Recent representative surveys conducted in Germany and Switzerland indicate widespread support for maintaining mandatory share rights, a sentiment that likely resonates with the Austrian population as well.
There have been assertions that the right to a mandatory share is analogous to expropriation or inheritance tax, suggesting that assets are transferred to the state rather than remaining within the family. However, this is misleading. In reality, the deceased maintains full control over their assets during their lifetime, whether through gifts or testamentary arrangements. The right to a mandatory share only comes into effect posthumously, affecting the heirs or beneficiaries who may have to address claims from those entitled to a mandatory share.
It is a common misconception that the absence of a will results in the automatic application of statutory inheritance law, rendering the mandatory share irrelevant since family members will inherit anyway. In truth, the mandatory share plays a crucial role, especially in cases of statutory inheritance, as lifetime gifts can often infringe upon the mandatory share. This scenario commonly arises in practice.
Key Questions Regarding the Mandatory Share 1. Who is entitled to the mandatory share?The mandatory share is primarily designated for the deceased's children and spouse or registered partner at the time of death. If a child has predeceased the parent, their descendants assume the child's position.
2. How is the mandatory share calculated?Those entitled to a mandatory share are entitled to a specific value of the deceased's estate, determined by statutory inheritance provisions. The mandatory share is generally half the amount that the statutory heirs, such as children and spouses, would receive. Consequently, the mandatory share typically amounts to half of the deceased's total assets.
3. Are gifts factored into the calculation?To prevent the deceased from undermining the mandatory share through gifts made prior to death, certain gifts are included in the calculation of the mandatory share under specific conditions. Gifts to individuals entitled to a mandatory share are considered indefinitely, whereas gifts to third parties only count if made within two years before the deceased's passing. Gifts made for charitable purposes or those fulfilling moral obligations are excluded, as are gifts covered by the annual income surplus.
4. Does the mandatory share restrict the deceased's freedom to dispose of their assets?The deceased retains complete freedom to manage their assets up until their death. They can choose to gift their entire estate to a partner or designate them as the sole heir in their will, and these decisions are legally binding. The right to a mandatory share only comes into play posthumously, allowing entitled individuals to claim their share from the inheritor.

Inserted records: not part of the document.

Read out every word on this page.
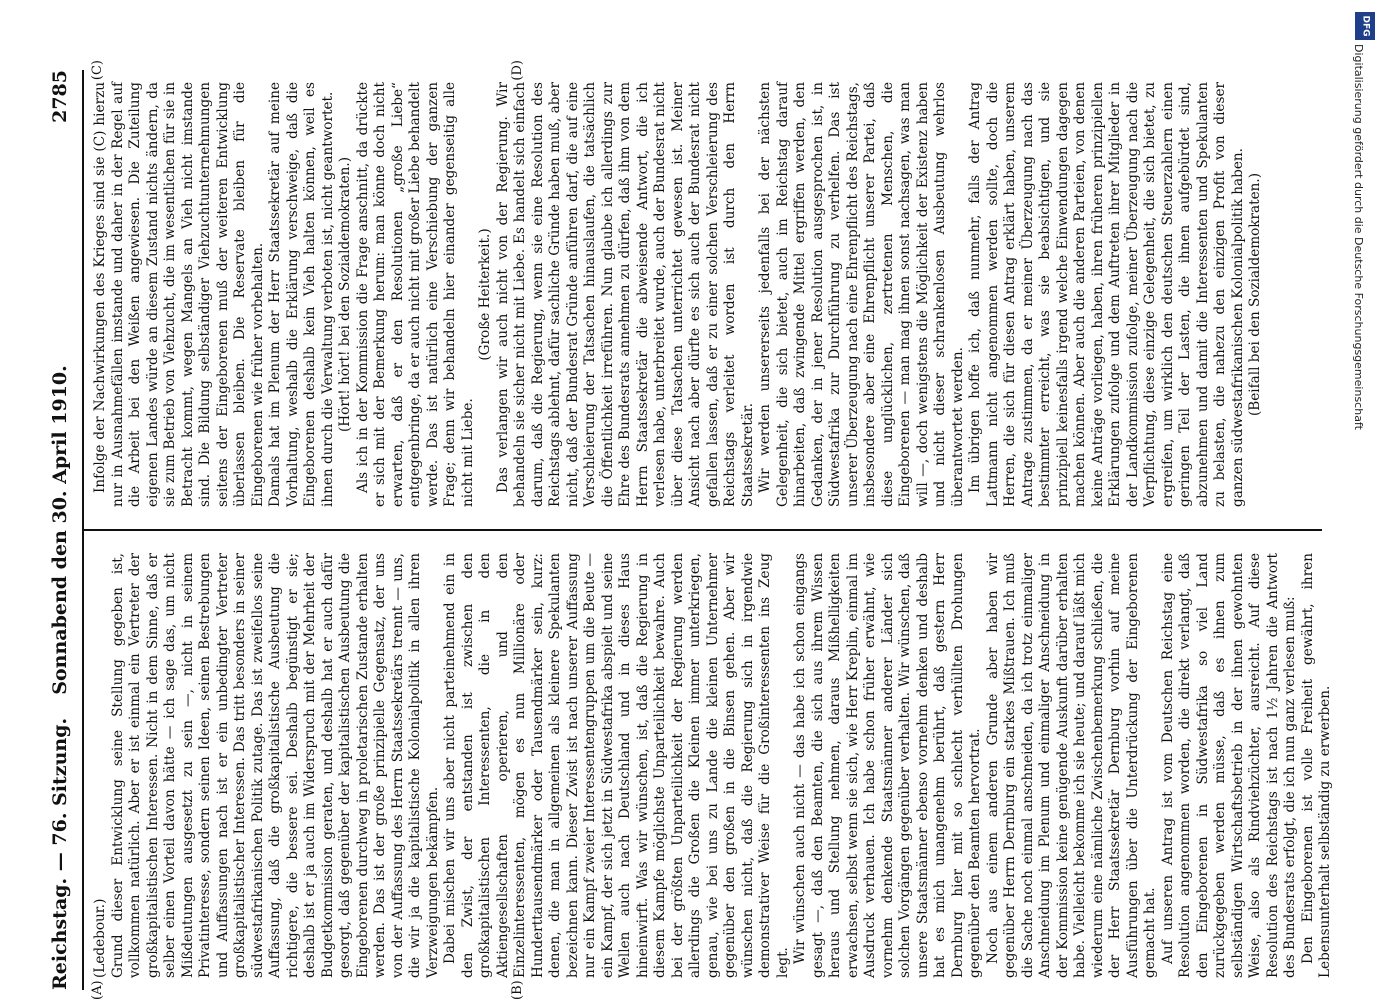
Reichstag. — 76. Sitzung.
Sonnabend den 30. April 1910.
2785
(A)	(B)
(C)	(D)

(Ledebour.) Grund dieser Entwicklung seine Stellung gegeben ist, vollkommen natürlich. Aber er ist einmal ein Vertreter der großkapitalistischen Interessen. Nicht in dem Sinne, daß er selber einen Vorteil davon hätte — ich sage das, um nicht Mißdeutungen ausgesetzt zu sein —, nicht in seinem Privatinteresse, sondern seinen Ideen, seinen Bestrebungen und Auffassungen nach ist er ein unbedingter Vertreter großkapitalistischer Interessen. Das tritt besonders in seiner südwestafrikanischen Politik zutage. Das ist zweifellos seine Auffassung, daß die großkapitalistische Ausbeutung die richtigere, die bessere sei. Deshalb begünstigt er sie; deshalb ist er ja auch im Widerspruch mit der Mehrheit der Budgetkommission geraten, und deshalb hat er auch dafür gesorgt, daß gegenüber der kapitalistischen Ausbeutung die Eingeborenen durchweg in proletarischen Zustande erhalten werden. Das ist der große prinzipielle Gegensatz, der uns von der Auffassung des Herrn Staatssekretärs trennt — uns, die wir ja die kapitalistische Kolonialpolitik in allen ihren Verzweigungen bekämpfen. Dabei mischen wir uns aber nicht parteinehmend ein in den Zwist, der entstanden ist zwischen den großkapitalistischen Interessenten, die in den Aktiengesellschaften operieren, und den Einzelinteressenten, mögen es nun Millionäre oder Hunderttausendmärker oder Tausendmärker sein, kurz: denen, die man in allgemeinen als kleinere Spekulanten bezeichnen kann. Dieser Zwist ist nach unserer Auffassung nur ein Kampf zweier Interessentengruppen um die Beute — ein Kampf, der sich jetzt in Südwestafrika abspielt und seine Wellen auch nach Deutschland und in dieses Haus hineinwirft. Was wir wünschen, ist, daß die Regierung in diesem Kampfe möglichste Unparteilichkeit bewahre. Auch bei der größten Unparteilichkeit der Regierung werden allerdings die Großen die Kleinen immer unterkriegen, genau, wie bei uns zu Lande die kleinen Unternehmer gegenüber den großen in die Binsen gehen. Aber wir wünschen nicht, daß die Regierung sich in irgendwie demonstrativer Weise für die Großinteressenten ins Zeug legt. Wir wünschen auch nicht — das habe ich schon eingangs gesagt —, daß den Beamten, die sich aus ihrem Wissen heraus und Stellung nehmen, daraus Mißhelligkeiten erwachsen, selbst wenn sie sich, wie Herr Kreplin, einmal im Ausdruck verhauen. Ich habe schon früher erwähnt, wie vornehm denkende Staatsmänner anderer Länder sich solchen Vorgängen gegenüber verhalten. Wir wünschen, daß unsere Staatsmänner ebenso vornehm denken und deshalb hat es mich unangenehm berührt, daß gestern Herr Dernburg hier mit so schlecht verhüllten Drohungen gegenüber den Beamten hervortrat. Noch aus einem anderen Grunde aber haben wir gegenüber Herrn Dernburg ein starkes Mißtrauen. Ich muß die Sache noch einmal anschneiden, da ich trotz einmaliger Anschneidung im Plenum und einmaliger Anschneidung in der Kommission keine genügende Auskunft darüber erhalten habe. Vielleicht bekomme ich sie heute; und darauf läßt mich wiederum eine nämliche Zwischenbemerkung schließen, die der Herr Staatssekretär Dernburg vorhin auf meine Ausführungen über die Unterdrückung der Eingeborenen gemacht hat. Auf unseren Antrag ist vom Deutschen Reichstag eine Resolution angenommen worden, die direkt verlangt, daß den Eingeborenen in Südwestafrika so viel Land zurückgegeben werden müsse, daß es ihnen zum selbständigen Wirtschaftsbetrieb in der ihnen gewohnten Weise, also als Rindviehzüchter, ausreicht. Auf diese Resolution des Reichstags ist nach 1½ Jahren die Antwort des Bundesrats erfolgt, die ich nun ganz verlesen muß: Den Eingeborenen ist volle Freiheit gewährt, ihren Lebensunterhalt selbständig zu erwerben.

Infolge der Nachwirkungen des Krieges sind sie (C) hierzu nur in Ausnahmefällen imstande und daher in der Regel auf die Arbeit bei den Weißen angewiesen. Die Zuteilung eigenen Landes würde an diesem Zustand nichts ändern, da sie zum Betrieb von Viehzucht, die im wesentlichen für sie in Betracht kommt, wegen Mangels an Vieh nicht imstande sind. Die Bildung selbständiger Viehzuchtunternehmungen seitens der Eingeborenen muß der weiteren Entwicklung überlassen bleiben. Die Reservate bleiben für die Eingeborenen wie früher vorbehalten. Damals hat im Plenum der Herr Staatssekretär auf meine Vorhaltung, weshalb die Erklärung verschweige, daß die Eingeborenen deshalb kein Vieh halten können, weil es ihnen durch die Verwaltung verboten ist, nicht geantwortet. (Hört! hört! bei den Sozialdemokraten.) Als ich in der Kommission die Frage anschnitt, da drückte er sich mit der Bemerkung herum: man könne doch nicht erwarten, daß er den Resolutionen „große Liebe“ entgegenbringe, da er auch nicht mit großer Liebe behandelt werde. Das ist natürlich eine Verschiebung der ganzen Frage; denn wir behandeln hier einander gegenseitig alle nicht mit Liebe.

(Große Heiterkeit.) Das verlangen wir auch nicht von der Regierung. Wir behandeln sie sicher nicht mit Liebe. Es handelt sich einfach darum, daß die Regierung, wenn sie eine Resolution des Reichstags ablehnt, dafür sachliche Gründe haben muß, aber nicht, daß der Bundesrat Gründe anführen darf, die auf eine Verschleierung der Tatsachen hinauslaufen, die tatsächlich die Öffentlichkeit irreführen. Nun glaube ich allerdings zur Ehre des Bundesrats annehmen zu dürfen, daß ihm von dem Herrn Staatssekretär die abweisende Antwort, die ich verlesen habe, unterbreitet wurde, auch der Bundesrat nicht über diese Tatsachen unterrichtet gewesen ist. Meiner Ansicht nach aber dürfte es sich auch der Bundesrat nicht gefallen lassen, daß er zu einer solchen Verschleierung des Reichstags verleitet worden ist durch den Herrn Staatssekretär. Wir werden unsererseits jedenfalls bei der nächsten Gelegenheit, die sich bietet, auch im Reichstag darauf hinarbeiten, daß zwingende Mittel ergriffen werden, den Gedanken, der in jener Resolution ausgesprochen ist, in Südwestafrika zur Durchführung zu verhelfen. Das ist unserer Überzeugung nach eine Ehrenpflicht des Reichstags, insbesondere aber eine Ehrenpflicht unserer Partei, daß diese unglücklichen, zertretenen Menschen, die Eingeborenen — man mag ihnen sonst nachsagen, was man will —, doch wenigstens die Möglichkeit der Existenz haben und nicht dieser schrankenlosen Ausbeutung wehrlos überantwortet werden. Im übrigen hoffe ich, daß nunmehr, falls der Antrag Lattmann nicht angenommen werden sollte, doch die Herren, die sich für diesen Antrag erklärt haben, unserem Antrage zustimmen, da er meiner Überzeugung nach das bestimmter erreicht, was sie beabsichtigen, und sie prinzipiell keinesfalls irgend welche Einwendungen dagegen machen können. Aber auch die anderen Parteien, von denen keine Anträge vorliegen, haben, ihren früheren prinzipiellen Erklärungen zufolge und dem Auftreten ihrer Mitglieder in der Landkommission zufolge, meiner Überzeugung nach die Verpflichtung, diese einzige Gelegenheit, die sich bietet, zu ergreifen, um wirklich den deutschen Steuerzahlern einen geringen Teil der Lasten, die ihnen aufgebürdet sind, abzunehmen und damit die Interessenten und Spekulanten zu belasten, die nahezu den einzigen Profit von dieser ganzen südwestafrikanischen Kolonialpolitik haben. (Beifall bei den Sozialdemokraten.)

DFG
Digitalisierung gefördert durch die Deutsche Forschungsgemeinschaft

5. What happens in a practical scenario?For instance, if a deceased person gifted their house worth EUR500,000 to their partner five years before passing away, retaining a lifetime right to use it, and left EUR20,000 in savings, designating the partner as the sole heir in their will, the mandatory share claim from the daughter would be based solely on the EUR20,000, amounting to EUR10,000, as the house gift falls outside the two-year consideration period.
6. Can the deceased revoke the mandatory share?Yes, the right to a mandatory share can be revoked if specific legal grounds for disinheritance are present, which must be explicitly stated in the will. Legal grounds may include severe offenses against the deceased or their close relatives, causing significant emotional distress, or gross neglect of familial duties. If no grounds for disinheritance exist, the entitled individual retains their claim to the mandatory share.
7. When does the claim for the mandatory share become due?The claim for the mandatory share becomes due immediately upon the deceased's passing. Heirs and those entitled to the mandatory share can negotiate the amount and payment terms. If no agreement is reached, the claim can be enforced as early as one year after the death. Typically, the claim expires four years post-death.
8. Is it necessary to sell family assets?Effective estate planning, potentially involving mediation, can help prevent disputes and promote economically sound solutions. The deceased and potential mandatory share claimants may agree in advance to a waiver of their share in exchange for a compensatory payment. If an amicable solution fails, the law provides mechanisms to avert the sale of family businesses or homes. The mandatory share claim can be deferred for up to five years, with extensions available in certain cases, especially for agricultural operations.